Frage: Wie viele Oscars kriegt „Im Westen nichts Neues“?

Antwort: Schwer zu sagen; vielleicht einen in den Top-Kategorien und dann viel Technik. Er wird es gegen die anderen Nominierten nicht leicht haben. Der Tonmann sollte auf jeden Fall einen Oscar kriegen - den haben wir in der Perspektive als Gast. Ich mag auch die alten Remarque-Verfilmungen sehr gerne; bei dem von Lewis Milestone weine ich immer noch – sogar mehr als im Netflix-Film. Das geht mir bei alten Filmen oft so; weil den Schauspielern der echte Schrecken noch anzusehen ist. Die haben den Weltkrieg erlebt. Der neue Film ist auch gut; es ist halt ein Kriegsfilm mit großen Bildern.

Frage: Bei 800 bis 1000 Filmen im Jahr können Sie manches nur sporadisch sichten. Wie gründlich haben Sie jetzt Ihr eigenes Programm angesehen?

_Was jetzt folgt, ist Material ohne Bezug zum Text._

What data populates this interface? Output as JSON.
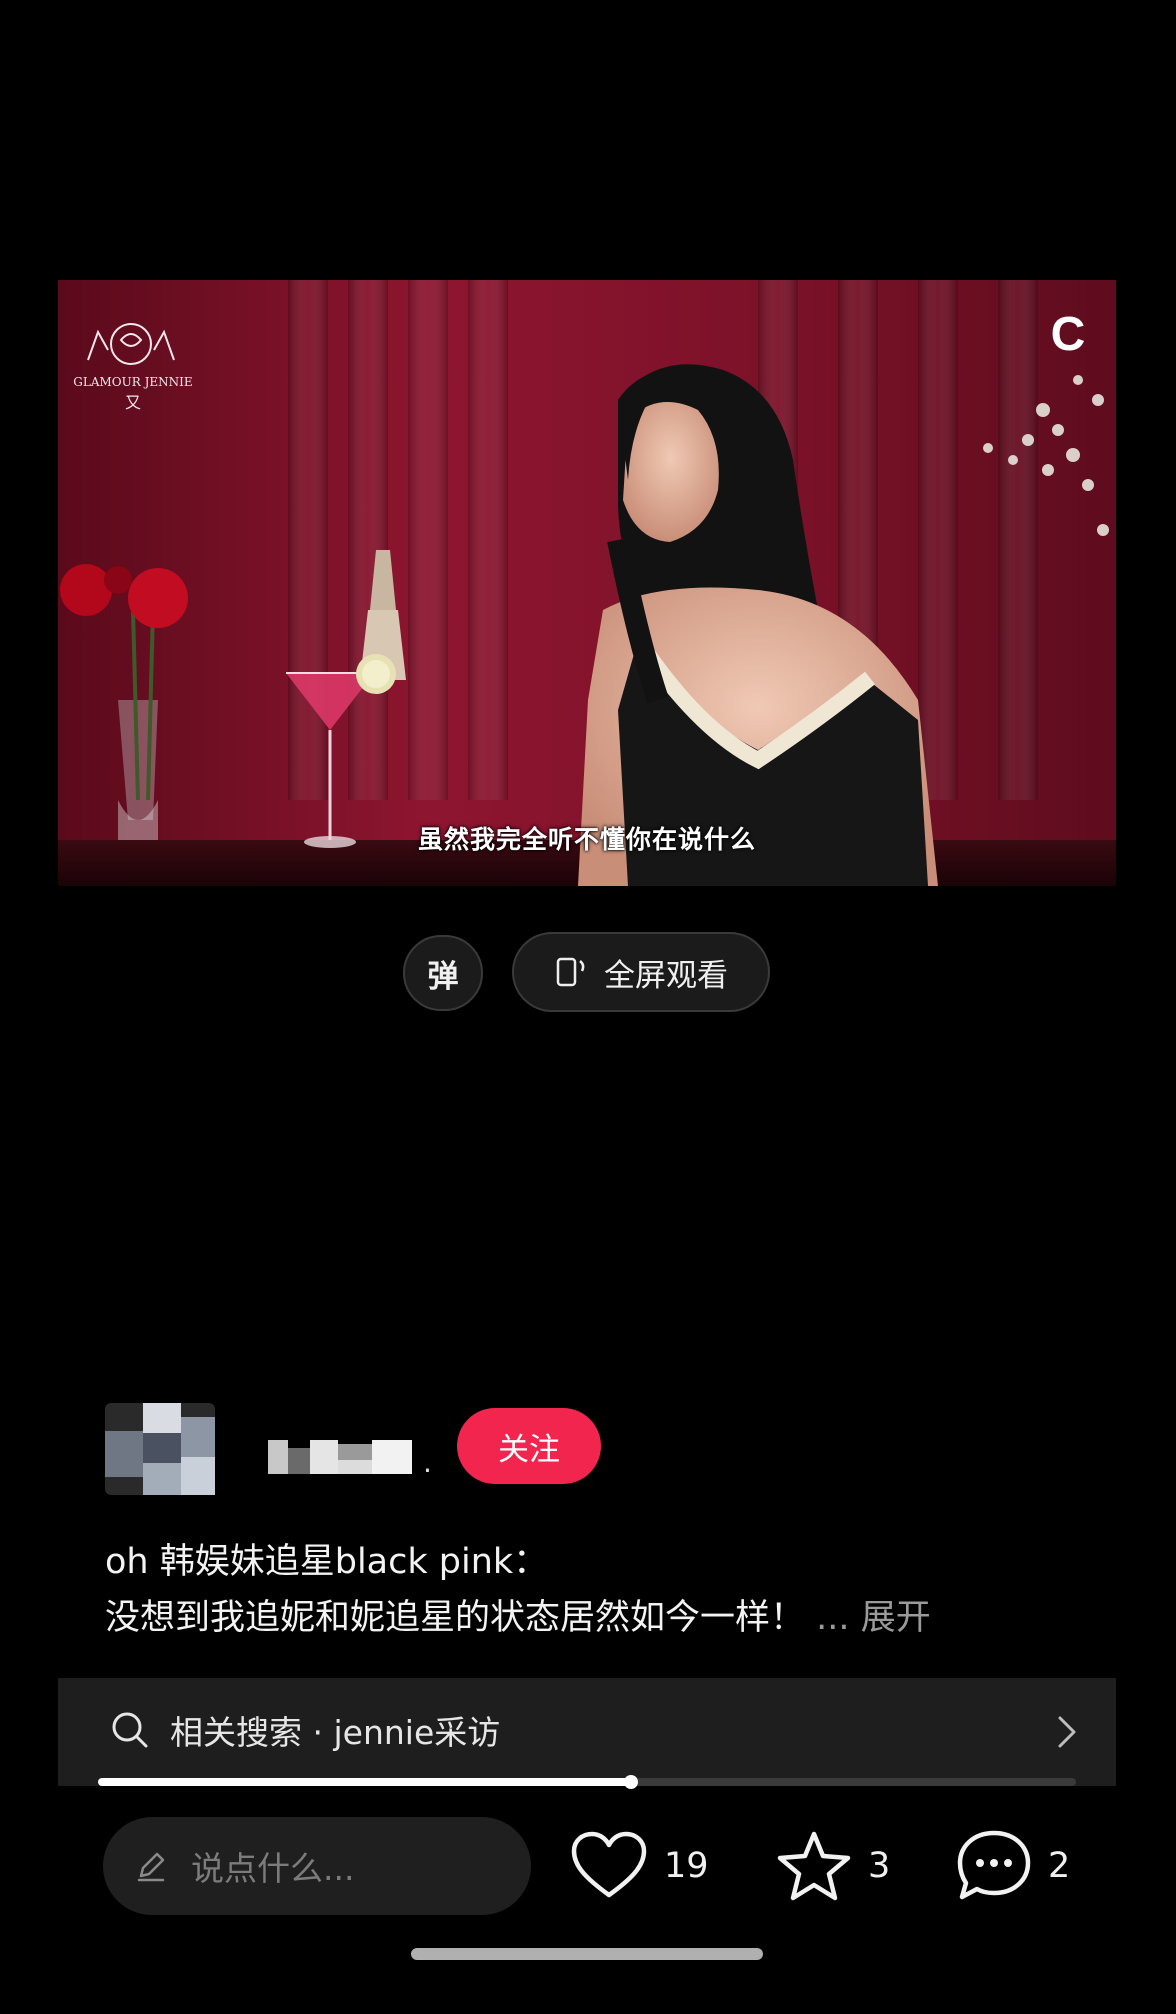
{
  "video": {
    "brand_name": "GLAMOUR JENNIE",
    "brand_mark": "又",
    "channel_badge": "C",
    "subtitle": "虽然我完全听不懂你在说什么"
  },
  "controls": {
    "danmaku_label": "弹",
    "fullscreen_label": "全屏观看"
  },
  "author": {
    "follow_label": "关注",
    "name_separator": "."
  },
  "caption": {
    "line1": "oh 韩娱妹追星black pink：",
    "line2": "没想到我追妮和妮追星的状态居然如今一样！",
    "ellipsis": "...",
    "expand_label": "展开"
  },
  "related_search": {
    "label": "相关搜索 · jennie采访"
  },
  "progress": {
    "fraction": 0.545
  },
  "bottom_bar": {
    "comment_placeholder": "说点什么...",
    "likes": "19",
    "favorites": "3",
    "comments": "2"
  },
  "colors": {
    "follow_button": "#f2254e",
    "background": "#000000"
  },
  "icons": {
    "danmaku": "danmaku-icon",
    "fullscreen": "rotate-phone-icon",
    "search": "search-icon",
    "chevron": "chevron-right-icon",
    "pencil": "pencil-icon",
    "like": "heart-icon",
    "favorite": "star-icon",
    "comment": "speech-bubble-icon"
  }
}
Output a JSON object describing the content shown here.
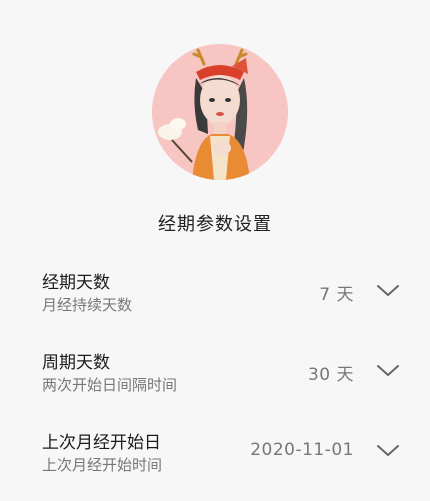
{
  "page": {
    "title": "经期参数设置"
  },
  "settings": [
    {
      "title": "经期天数",
      "subtitle": "月经持续天数",
      "value": "7 天"
    },
    {
      "title": "周期天数",
      "subtitle": "两次开始日间隔时间",
      "value": "30 天"
    },
    {
      "title": "上次月经开始日",
      "subtitle": "上次月经开始时间",
      "value": "2020-11-01"
    }
  ],
  "icons": {
    "dropdown": "chevron-down-icon"
  },
  "colors": {
    "background": "#f7f7f7",
    "avatar_background": "#f7c6c3",
    "title_text": "#1a1a1a",
    "secondary_text": "#777777"
  }
}
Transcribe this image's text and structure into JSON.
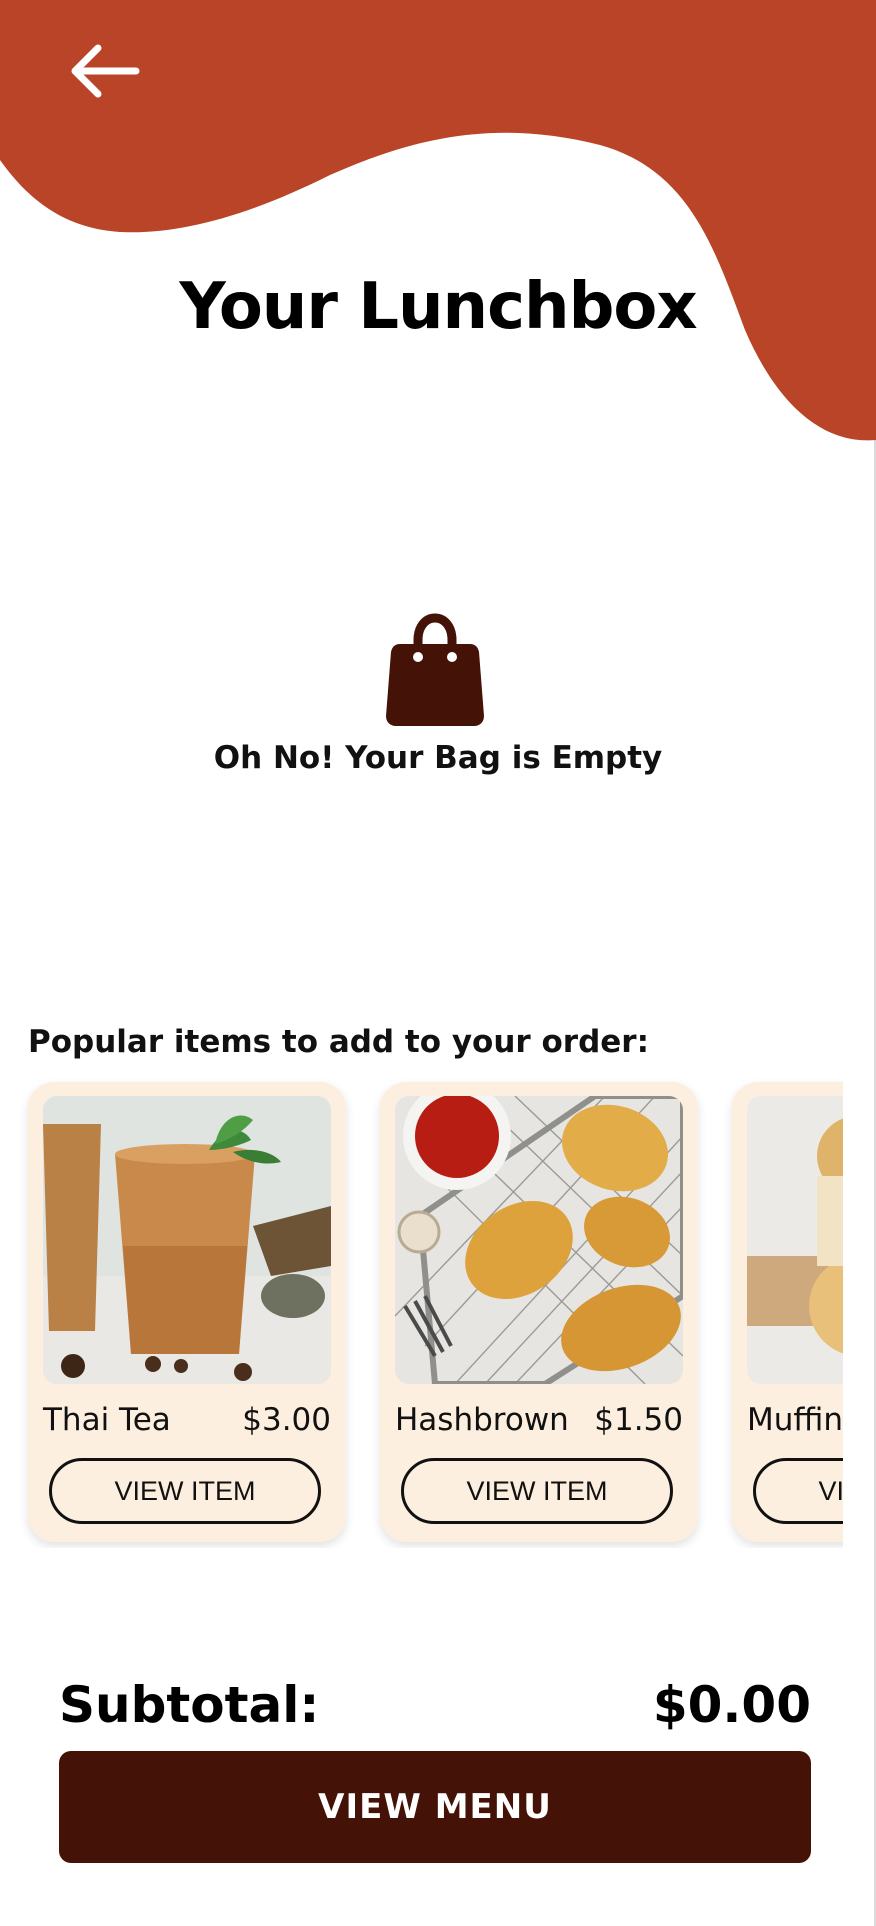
{
  "header": {
    "back_icon": "arrow-left-icon",
    "title": "Your Lunchbox"
  },
  "empty_state": {
    "icon": "shopping-bag-icon",
    "message": "Oh No! Your Bag is Empty"
  },
  "popular": {
    "heading": "Popular items to add to your order:",
    "items": [
      {
        "name": "Thai Tea",
        "price": "$3.00",
        "button": "VIEW ITEM",
        "image": "thai-tea-photo"
      },
      {
        "name": "Hashbrown",
        "price": "$1.50",
        "button": "VIEW ITEM",
        "image": "hashbrown-photo"
      },
      {
        "name": "Muffin",
        "price": "",
        "button": "VIEW ITEM",
        "image": "muffin-photo"
      }
    ]
  },
  "summary": {
    "subtotal_label": "Subtotal:",
    "subtotal_value": "$0.00"
  },
  "cta": {
    "label": "VIEW MENU"
  },
  "colors": {
    "header_wave": "#b94427",
    "primary_dark": "#441207",
    "card_background": "#fcefdf"
  }
}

Antwort: Unsere Filme habe ich in der Regel dreimal gesehen, einmal allein, einmal in der Kommission und dann noch mal für die Programmankündigungen. Das ist eine sehr intensive Auseinandersetzung, wir reden den ganzen Tag über Filme und über die Menschen dahinter. In der Auswahlphase habe ich ständig von den Filmen geträumt. Eine Zeitlang war das vorbei, aber als ich in die Feinplanung ging, kamen auch die Berlinale-Träume wieder.

Frage: Wie lange bleibt man Sektionsleiterin?

Antwort: Das Amt wird jahresweise vergeben. Ich würde es sehr gern noch einmal machen – und dann vergleichen.

Frage: Schmeißen junge Regisseure sich jetzt an Sie ran?

Antwort: Klar, was sollen sie auch sonst machen. Ich wünsche mir das sogar – ich will sie ja kennenlernen. Nicht, weil ich die Auswahl von der Person abhängig mache. Aber es ist immer gut zu wissen, wer hinter einem Film steckt.

Frage: Ist eine Premiere bei der Berlinale ein Gamechanger für junge Regisseure?

Antwort: Das hoffe ich doch. Es ist schon etwas Anderes, bei einem A-Festival zu laufen. In diesem Jahr ist Kristen Stewart Jury-Präsidentin – eine echt spannende Schauspielerin! Bei der Berlinale trifft man eben tolle Filmleute. Das ist doch super.